Figuring Out Which Features to A/B Test

I’m being somewhat facetious when I say changing button colors alone will lead to significant improvements over time, but look at your data and ask some questions: “Why isn’t this feature leading to the ____ we expected?” or “What's the smallest thing we could do to improve ____ with this feature?” I’m sure you have some ideas you can think of, but if you can’t this is also where the community comes in handy. I wouldn’t ask them outright about purchasing habits necessarily, but I would ask questions like “What simple thing do you think would make this feature more interesting?” or if I already had an idea, “Do you think ___ would make this feature more interesting?” This helped me find and validate ideas before ever having me or my team spend time developing them.

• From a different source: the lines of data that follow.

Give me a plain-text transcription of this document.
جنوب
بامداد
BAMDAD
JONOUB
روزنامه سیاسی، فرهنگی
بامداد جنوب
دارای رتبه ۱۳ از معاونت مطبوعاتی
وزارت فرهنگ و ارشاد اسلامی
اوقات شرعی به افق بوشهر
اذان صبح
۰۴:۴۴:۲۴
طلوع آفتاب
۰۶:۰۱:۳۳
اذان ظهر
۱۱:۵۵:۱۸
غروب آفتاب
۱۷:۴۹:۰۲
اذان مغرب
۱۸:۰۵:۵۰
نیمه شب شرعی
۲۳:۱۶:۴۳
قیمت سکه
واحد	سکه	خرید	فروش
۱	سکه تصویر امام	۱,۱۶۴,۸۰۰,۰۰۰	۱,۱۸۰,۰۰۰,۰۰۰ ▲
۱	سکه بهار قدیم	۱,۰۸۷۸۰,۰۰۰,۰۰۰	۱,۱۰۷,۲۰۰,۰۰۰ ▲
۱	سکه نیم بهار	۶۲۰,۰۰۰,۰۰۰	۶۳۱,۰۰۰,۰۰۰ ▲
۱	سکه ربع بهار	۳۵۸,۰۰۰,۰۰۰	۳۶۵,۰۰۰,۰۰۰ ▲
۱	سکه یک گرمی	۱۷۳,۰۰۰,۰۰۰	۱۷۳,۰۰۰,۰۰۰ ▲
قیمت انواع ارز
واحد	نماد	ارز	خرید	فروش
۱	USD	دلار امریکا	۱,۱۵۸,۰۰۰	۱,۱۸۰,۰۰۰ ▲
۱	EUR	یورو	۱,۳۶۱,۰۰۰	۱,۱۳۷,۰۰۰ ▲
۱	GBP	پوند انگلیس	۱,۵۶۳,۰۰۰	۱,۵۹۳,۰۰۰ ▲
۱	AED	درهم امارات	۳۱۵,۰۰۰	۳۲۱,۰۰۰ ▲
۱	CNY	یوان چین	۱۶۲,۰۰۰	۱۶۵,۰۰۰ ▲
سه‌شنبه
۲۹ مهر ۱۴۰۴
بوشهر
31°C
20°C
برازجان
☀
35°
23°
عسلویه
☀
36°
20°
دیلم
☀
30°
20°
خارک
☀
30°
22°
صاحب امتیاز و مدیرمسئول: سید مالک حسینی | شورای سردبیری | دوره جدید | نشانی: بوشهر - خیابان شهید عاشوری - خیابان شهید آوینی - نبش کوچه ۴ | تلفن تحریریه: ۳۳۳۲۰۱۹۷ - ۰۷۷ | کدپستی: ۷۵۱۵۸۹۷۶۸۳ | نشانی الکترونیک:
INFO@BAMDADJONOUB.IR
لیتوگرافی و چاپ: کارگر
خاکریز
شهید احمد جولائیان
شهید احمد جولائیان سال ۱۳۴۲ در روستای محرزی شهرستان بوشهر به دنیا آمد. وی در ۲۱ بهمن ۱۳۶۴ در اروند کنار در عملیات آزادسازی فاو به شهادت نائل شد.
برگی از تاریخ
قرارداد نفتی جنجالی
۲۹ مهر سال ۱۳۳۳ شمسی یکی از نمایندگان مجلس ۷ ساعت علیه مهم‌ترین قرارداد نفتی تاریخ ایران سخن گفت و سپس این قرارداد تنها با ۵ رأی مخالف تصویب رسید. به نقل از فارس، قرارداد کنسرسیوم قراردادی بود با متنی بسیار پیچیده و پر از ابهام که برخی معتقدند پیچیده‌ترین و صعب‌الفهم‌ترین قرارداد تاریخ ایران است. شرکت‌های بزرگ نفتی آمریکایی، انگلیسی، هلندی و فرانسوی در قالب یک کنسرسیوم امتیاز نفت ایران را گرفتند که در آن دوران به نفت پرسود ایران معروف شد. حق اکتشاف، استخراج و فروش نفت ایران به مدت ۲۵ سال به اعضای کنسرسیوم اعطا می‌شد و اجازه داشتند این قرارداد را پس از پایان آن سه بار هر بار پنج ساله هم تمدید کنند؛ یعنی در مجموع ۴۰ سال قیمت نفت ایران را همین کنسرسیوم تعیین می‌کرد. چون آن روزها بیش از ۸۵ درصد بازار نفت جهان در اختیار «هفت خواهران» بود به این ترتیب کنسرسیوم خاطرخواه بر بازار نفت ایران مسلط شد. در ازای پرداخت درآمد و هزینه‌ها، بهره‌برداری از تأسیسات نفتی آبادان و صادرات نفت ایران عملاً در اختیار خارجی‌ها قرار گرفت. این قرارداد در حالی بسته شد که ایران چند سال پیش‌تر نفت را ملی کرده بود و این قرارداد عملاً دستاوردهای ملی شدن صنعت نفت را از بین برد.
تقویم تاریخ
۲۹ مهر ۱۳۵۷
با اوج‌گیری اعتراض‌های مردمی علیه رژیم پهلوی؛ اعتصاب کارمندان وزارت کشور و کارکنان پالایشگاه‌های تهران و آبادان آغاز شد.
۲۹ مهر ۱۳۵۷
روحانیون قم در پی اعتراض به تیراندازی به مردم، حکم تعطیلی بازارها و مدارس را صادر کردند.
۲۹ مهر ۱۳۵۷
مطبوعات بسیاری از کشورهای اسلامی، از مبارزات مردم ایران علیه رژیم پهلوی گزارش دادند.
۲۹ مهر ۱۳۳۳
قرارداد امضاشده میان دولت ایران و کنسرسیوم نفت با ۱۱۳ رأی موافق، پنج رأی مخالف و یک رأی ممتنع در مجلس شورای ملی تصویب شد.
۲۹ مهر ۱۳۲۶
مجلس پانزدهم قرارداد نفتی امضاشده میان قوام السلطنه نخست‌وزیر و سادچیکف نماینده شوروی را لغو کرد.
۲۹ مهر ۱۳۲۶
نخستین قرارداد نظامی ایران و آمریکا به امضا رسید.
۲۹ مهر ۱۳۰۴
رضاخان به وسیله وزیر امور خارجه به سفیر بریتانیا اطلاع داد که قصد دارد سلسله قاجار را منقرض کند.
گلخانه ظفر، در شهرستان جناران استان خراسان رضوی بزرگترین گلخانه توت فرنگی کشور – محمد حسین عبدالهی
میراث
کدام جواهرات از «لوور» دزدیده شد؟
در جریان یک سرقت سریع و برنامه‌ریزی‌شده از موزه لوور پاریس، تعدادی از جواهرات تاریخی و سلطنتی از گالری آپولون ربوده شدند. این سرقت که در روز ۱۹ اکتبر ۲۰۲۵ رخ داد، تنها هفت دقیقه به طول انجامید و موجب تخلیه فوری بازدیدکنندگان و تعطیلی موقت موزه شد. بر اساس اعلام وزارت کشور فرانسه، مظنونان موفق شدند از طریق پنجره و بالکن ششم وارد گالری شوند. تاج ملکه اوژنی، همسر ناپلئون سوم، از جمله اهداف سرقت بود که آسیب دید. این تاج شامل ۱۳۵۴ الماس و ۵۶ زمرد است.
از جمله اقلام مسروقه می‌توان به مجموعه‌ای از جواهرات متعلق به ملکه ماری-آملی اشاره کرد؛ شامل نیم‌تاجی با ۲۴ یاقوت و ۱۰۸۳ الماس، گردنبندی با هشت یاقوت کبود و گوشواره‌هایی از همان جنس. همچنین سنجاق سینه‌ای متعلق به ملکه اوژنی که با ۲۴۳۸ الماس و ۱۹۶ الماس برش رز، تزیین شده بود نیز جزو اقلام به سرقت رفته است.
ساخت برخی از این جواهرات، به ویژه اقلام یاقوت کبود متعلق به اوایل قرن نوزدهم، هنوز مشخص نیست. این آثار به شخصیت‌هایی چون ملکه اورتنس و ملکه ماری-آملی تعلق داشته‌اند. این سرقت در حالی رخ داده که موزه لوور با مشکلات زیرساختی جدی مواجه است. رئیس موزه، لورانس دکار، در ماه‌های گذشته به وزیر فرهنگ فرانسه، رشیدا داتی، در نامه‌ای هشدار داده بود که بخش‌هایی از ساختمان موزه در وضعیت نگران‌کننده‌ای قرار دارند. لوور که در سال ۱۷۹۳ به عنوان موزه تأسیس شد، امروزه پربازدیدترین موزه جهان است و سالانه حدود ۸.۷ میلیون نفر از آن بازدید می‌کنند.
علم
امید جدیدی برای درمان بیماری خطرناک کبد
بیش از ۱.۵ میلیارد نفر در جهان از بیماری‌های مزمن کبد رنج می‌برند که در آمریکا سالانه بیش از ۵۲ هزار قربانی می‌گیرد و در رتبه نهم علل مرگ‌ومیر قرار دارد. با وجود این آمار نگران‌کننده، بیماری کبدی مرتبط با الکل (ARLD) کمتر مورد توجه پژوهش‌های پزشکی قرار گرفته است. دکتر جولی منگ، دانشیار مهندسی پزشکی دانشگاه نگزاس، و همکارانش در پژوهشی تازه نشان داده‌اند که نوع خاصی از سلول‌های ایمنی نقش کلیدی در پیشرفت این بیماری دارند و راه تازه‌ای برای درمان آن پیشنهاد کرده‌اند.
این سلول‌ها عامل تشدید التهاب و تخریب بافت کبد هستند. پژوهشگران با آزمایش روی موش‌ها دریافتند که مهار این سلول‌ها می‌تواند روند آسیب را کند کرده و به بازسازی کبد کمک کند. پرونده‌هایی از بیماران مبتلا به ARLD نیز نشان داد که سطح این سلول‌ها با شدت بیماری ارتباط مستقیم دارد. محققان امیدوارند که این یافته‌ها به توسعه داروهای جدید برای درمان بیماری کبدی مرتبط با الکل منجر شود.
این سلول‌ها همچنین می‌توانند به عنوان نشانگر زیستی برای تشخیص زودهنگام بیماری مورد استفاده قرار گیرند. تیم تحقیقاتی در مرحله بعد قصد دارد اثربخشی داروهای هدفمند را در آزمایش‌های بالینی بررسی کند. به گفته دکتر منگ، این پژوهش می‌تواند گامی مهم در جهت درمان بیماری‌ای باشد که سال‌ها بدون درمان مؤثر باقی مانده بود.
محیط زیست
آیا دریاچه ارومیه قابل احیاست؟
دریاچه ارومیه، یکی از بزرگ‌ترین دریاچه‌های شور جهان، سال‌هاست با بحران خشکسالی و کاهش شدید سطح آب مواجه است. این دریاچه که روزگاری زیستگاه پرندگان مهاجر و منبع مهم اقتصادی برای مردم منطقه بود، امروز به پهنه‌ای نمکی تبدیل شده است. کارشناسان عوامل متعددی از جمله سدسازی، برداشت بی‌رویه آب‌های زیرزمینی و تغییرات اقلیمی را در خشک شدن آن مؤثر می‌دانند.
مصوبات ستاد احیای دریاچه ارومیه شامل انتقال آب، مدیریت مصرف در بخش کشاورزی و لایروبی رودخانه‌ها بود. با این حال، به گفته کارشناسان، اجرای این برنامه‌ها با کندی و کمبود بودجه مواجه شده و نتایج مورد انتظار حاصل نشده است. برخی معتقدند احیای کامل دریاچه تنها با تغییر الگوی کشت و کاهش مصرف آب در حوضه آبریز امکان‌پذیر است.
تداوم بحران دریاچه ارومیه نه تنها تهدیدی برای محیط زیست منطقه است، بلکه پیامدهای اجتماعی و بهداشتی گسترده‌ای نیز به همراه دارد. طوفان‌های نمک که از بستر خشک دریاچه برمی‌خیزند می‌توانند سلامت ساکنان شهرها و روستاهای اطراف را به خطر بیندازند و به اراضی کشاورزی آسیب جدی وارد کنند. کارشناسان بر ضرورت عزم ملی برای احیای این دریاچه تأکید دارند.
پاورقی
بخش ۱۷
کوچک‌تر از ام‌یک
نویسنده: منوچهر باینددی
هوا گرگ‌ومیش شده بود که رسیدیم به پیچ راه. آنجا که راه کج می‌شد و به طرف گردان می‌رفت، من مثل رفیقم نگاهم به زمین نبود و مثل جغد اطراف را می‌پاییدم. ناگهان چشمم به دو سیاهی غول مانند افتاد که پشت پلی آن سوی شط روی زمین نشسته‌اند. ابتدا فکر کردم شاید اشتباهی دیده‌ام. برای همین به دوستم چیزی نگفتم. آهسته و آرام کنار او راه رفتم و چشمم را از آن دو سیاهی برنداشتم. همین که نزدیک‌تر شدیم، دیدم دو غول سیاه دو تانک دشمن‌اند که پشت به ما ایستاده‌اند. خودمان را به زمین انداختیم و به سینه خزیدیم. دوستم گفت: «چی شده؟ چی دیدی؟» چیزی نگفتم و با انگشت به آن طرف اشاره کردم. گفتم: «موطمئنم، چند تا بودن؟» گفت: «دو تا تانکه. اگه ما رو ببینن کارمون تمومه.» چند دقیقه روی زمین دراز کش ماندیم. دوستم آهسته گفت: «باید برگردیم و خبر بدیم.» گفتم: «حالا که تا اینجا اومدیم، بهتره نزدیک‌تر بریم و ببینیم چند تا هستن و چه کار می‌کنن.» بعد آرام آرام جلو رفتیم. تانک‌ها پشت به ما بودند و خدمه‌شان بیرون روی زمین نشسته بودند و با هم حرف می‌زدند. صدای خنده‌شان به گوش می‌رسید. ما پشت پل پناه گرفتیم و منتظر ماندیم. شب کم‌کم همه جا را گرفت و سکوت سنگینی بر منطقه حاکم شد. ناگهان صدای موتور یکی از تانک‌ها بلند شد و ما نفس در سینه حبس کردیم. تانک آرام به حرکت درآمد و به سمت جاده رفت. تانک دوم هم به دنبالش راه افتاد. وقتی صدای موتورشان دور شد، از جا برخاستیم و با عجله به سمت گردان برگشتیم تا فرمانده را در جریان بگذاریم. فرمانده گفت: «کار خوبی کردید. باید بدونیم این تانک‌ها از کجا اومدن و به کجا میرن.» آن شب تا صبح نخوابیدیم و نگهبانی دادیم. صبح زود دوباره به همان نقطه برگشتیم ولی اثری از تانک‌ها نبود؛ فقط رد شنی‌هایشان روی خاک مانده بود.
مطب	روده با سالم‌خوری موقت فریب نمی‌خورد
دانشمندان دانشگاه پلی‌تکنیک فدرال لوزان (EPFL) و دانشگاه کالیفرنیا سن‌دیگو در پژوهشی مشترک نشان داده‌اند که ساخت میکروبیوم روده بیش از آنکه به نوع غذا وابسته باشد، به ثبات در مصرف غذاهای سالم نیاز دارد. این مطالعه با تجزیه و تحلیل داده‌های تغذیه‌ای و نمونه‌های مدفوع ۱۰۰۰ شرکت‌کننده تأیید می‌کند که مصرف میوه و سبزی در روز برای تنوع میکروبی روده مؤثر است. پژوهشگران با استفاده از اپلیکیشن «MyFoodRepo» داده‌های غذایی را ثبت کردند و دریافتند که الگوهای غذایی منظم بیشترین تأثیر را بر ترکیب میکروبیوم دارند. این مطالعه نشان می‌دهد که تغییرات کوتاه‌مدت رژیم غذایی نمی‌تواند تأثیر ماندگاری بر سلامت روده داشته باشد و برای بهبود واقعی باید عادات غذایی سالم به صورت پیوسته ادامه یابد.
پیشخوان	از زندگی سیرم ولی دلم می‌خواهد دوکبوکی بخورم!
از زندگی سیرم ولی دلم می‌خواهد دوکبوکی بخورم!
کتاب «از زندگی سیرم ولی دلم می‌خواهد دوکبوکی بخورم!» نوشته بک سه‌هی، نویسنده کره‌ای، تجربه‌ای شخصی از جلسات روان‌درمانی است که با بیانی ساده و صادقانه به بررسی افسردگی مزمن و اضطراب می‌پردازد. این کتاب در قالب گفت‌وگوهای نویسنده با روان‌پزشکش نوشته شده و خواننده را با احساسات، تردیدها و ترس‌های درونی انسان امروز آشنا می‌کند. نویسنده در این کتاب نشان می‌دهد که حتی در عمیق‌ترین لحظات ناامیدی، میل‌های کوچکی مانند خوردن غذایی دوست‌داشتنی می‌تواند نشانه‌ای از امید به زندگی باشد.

My background is community management so I’ll always include the community where I can, but any way that you can get fast feedback you should utilize it. This especially extends to A/B testing where you need the results to be statistically significant which requires getting enough data and having as many players to interact with the feature as possible. This usually means you should focus most of your efforts on making improvements earlier in the game loop so that you can get answers quickly. As you improve retention and get players further into the game loop you can shift your efforts further out.

Community tells you what players think. Data shows you what they do. The strongest designs come from balancing both. Listen to players, watch behaviors, and iterate until intuition, feedback, and data align.